Eddie Garvie

Personal information
- Full name: Edwin Stanley Garvey
- Date of birth: 14 September 1892
- Place of birth: Calton, Scotland
- Date of death: 15 October 1915 (aged 23)
- Place of death: Jülich, German Empire
- Position(s): Half back, forward

Senior career*
- Years: Team / Apps / (Gls)
- 1911–1914: Queen's Park / 85 / (7)

= Eddie Garvie =

Scottish footballer

Edwin Stanley Garvie (14 September 1892 – 15 October 1915) was a Scottish amateur football half back and forward who played in the Scottish League for Queen's Park.

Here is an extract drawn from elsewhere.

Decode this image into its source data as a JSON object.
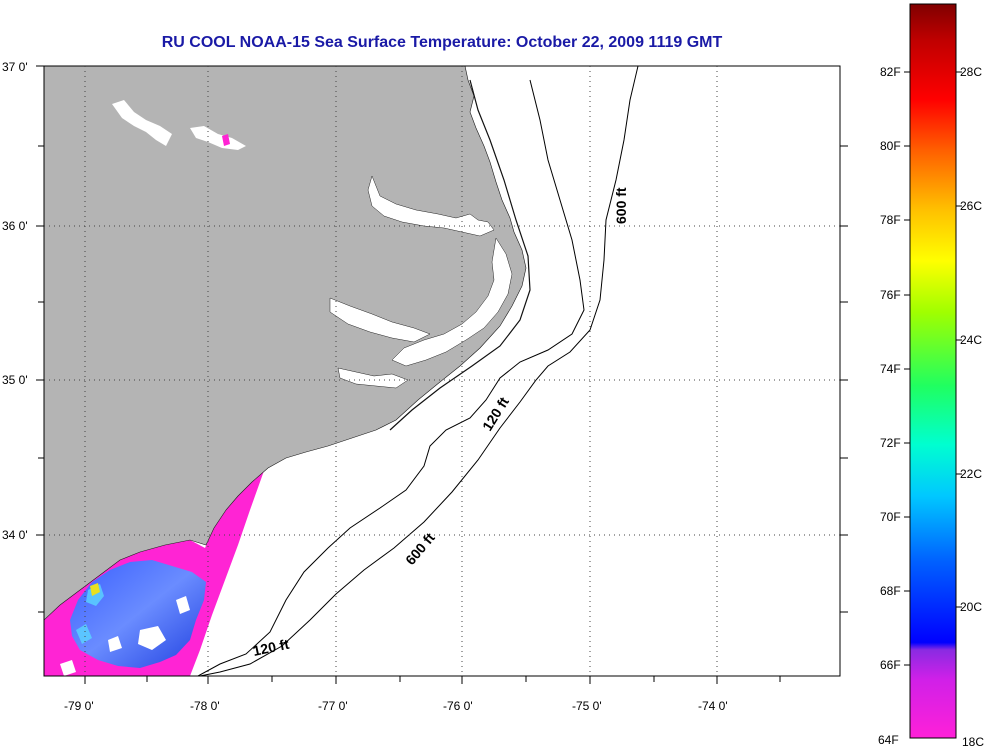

Garvie captained the club and at the time of his death in 1915, he was described by the Southern Press as the "best all-round player Queen's Park has known for many years.

==Personal life==
Prior to the First World War, Garvie worked as a foreign merchants' clerk. After the outbreak of the war in August 1914, Garvie enlisted in the 5th Battalion of the Queen's Own Cameron Highlanders. Serving with the rank of lance corporal, On 25 September 1915, Garvie was wounded in the advance on the Hohenzollern Redoubt during the Battle of Loos. He was taken prisoner by the Germans and died of his wounds in a prison hospital in Jülich on 15 October 1915. His grave was later moved to the Südfriedhof in Cologne. Garvie's younger brother, Ernest, served as a second lieutenant in the Highland Light Infantry during the war and won the Military Cross. He was accidentally killed by a fellow officer during the Battle of the Lys in 1918.